If there were a window in which the Jets could have stopped the Eagles’ offense on Sunday, it came with three minutes left in the third quarter.
Ashtyn Davis had knocked Gardner Minshew’s third-and-3 pass, intended for DeVonta Smith, to the ground. The Eagles, barely across midfield, kept their offense on the field. And the Jets packed 10 of their defenders between the line of scrimmage and the first-down marker — the 3 yards that separated the chances of shrinking a nine-point deficit or watching it grow more.
C.J. Mosley stood at the line of scrimmage, but as the play clock wound down to three seconds, he leapt across. The Eagles’ hard count had worked. His penalty moved the ball 5 yards, and two plays into the fourth quarter, they kicked a field goal to make their lead 30-18.
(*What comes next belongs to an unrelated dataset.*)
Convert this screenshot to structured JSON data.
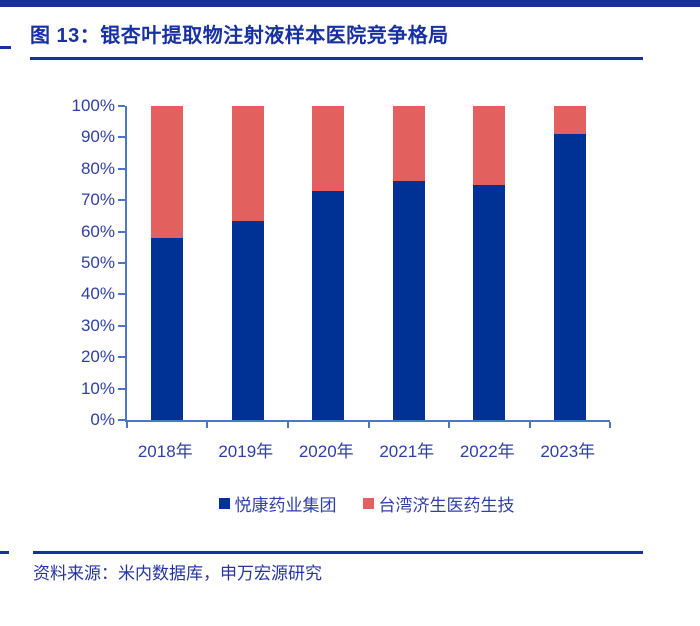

“Just a bad play by me,” Mosley said. “It was fourth down, that was a position where we knew that could’ve been a hard count. So that was just a very ill-advised play by me.”
It was one of six penalties the Jets committed in their 33-18 loss Sunday, but certain calls — or, in some cases, no-calls — had head coach Robert Saleh furious on the sidelines. When asked about officiating, he said, “I’m not gonna get into all that, you guys saw the game.”
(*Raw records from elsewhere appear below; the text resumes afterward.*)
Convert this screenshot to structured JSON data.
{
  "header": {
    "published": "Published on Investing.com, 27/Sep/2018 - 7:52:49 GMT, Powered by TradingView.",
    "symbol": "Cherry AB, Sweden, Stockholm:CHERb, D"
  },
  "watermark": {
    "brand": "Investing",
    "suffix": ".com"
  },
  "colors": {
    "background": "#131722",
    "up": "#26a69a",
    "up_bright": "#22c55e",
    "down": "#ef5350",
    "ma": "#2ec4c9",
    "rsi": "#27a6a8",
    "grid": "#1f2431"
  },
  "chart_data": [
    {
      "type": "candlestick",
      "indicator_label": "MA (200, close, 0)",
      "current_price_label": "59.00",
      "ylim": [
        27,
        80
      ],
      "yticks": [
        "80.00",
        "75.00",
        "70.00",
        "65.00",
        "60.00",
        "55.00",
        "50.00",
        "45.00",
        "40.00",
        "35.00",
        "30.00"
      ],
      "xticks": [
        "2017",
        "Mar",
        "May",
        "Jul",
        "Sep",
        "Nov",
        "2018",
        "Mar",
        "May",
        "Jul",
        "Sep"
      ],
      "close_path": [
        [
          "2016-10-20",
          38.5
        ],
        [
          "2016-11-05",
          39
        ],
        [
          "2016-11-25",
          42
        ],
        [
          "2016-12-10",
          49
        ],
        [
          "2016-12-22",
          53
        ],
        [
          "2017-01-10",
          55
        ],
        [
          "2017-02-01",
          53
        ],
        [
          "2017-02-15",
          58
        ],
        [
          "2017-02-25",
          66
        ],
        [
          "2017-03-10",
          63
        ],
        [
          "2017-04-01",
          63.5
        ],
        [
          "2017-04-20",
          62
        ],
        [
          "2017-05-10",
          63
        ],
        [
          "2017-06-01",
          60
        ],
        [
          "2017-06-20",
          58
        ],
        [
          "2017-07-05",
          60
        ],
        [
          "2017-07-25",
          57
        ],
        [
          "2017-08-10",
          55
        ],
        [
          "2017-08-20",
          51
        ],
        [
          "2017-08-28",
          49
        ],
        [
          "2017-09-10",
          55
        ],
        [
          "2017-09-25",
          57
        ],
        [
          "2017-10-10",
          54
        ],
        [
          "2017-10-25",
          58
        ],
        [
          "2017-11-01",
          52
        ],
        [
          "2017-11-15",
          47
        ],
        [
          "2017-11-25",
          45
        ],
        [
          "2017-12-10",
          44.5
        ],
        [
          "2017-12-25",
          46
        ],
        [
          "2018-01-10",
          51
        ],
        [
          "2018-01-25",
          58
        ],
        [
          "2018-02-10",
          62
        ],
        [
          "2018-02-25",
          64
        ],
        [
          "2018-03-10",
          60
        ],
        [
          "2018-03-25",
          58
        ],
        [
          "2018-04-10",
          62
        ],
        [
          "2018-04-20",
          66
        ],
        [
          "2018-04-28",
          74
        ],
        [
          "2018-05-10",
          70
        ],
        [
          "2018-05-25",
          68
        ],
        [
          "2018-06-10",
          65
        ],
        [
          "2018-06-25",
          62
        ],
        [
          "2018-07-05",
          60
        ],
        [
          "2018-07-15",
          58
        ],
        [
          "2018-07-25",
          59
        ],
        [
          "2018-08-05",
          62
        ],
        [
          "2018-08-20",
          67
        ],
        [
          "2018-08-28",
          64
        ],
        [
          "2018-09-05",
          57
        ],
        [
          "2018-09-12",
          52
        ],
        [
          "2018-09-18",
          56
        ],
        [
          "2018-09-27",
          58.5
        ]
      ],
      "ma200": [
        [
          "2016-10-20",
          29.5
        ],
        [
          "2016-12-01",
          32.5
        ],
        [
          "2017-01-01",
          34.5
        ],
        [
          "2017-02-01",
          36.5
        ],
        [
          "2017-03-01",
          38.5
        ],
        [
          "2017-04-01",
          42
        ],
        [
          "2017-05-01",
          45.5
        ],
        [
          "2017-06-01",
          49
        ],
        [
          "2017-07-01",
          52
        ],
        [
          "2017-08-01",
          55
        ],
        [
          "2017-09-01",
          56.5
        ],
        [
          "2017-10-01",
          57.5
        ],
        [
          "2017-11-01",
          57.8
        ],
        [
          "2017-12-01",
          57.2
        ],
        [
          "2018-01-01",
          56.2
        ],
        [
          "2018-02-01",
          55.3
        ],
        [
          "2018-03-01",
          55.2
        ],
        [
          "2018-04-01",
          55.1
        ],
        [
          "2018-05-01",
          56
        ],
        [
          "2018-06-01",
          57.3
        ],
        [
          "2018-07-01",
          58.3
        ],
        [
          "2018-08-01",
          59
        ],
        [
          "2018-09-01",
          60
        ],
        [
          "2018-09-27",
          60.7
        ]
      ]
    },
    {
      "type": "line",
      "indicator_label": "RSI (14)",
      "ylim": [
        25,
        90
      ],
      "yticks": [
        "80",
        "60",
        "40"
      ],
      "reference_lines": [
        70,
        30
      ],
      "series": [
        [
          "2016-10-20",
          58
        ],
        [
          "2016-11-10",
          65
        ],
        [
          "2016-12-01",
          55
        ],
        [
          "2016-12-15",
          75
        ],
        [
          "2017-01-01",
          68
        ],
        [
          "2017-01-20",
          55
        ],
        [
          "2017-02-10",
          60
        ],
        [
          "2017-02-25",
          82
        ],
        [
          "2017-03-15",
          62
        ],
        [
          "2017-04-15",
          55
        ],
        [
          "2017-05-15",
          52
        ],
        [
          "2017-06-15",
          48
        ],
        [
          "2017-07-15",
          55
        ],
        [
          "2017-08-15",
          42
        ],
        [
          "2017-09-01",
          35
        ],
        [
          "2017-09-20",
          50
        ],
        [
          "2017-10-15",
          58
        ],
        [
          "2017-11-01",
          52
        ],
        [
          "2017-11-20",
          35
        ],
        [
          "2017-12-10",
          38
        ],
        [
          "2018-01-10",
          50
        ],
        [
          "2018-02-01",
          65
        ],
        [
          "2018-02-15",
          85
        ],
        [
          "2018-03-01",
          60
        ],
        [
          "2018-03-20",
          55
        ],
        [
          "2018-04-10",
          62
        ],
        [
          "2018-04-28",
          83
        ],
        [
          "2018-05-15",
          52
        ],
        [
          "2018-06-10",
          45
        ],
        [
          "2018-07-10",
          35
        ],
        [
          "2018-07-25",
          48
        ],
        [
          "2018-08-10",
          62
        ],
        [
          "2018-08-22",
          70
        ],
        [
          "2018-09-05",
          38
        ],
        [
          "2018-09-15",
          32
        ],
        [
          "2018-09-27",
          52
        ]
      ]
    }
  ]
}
When asked again about the Mosley play, Saleh said, “I’m just gonna keep it quiet, I’ll address it [Monday].
“Anytime, you gotta look at yourself first. There’s some self-inflicted wounds in there for sure, but we gotta be better in those regards.”
When Elijah Moore ran a route near the goal line in the fourth quarter, and a flag wasn’t thrown on Darius Slay, Saleh jumped in front of the referees walking back down the sideline and flung an arm in frustration. About two minutes earlier, the Jets appeared to have stopped the Eagles on a fourth-and-1 — when Minshew had tried to sneak forward. Chain measurement confirmed the call, but Eagles head coach Nick Sirianni challenged the spot and it was overturned.
Those replays and penalties, when paired with the scenarios they occurred in, combined to sink the Jets. Midway through the third quarter, with the Eagles on the Jets 28-yard line and facing a third-and-10, Bryce Hall dropped in coverage on Dallas Goedert and Elijah Riley faded over to assist.
Minshew’s pass fell short of Goedert, but a flag for defensive pass interference followed. That gave the Eagles a first-and-goal from the 7-yard line, and a Jake Elliott field goal followed to make their lead 27-18.
“We can handle the [miscues and penalties] that we’ve got control over, and those are the ones that are the most frustrating,” Saleh said.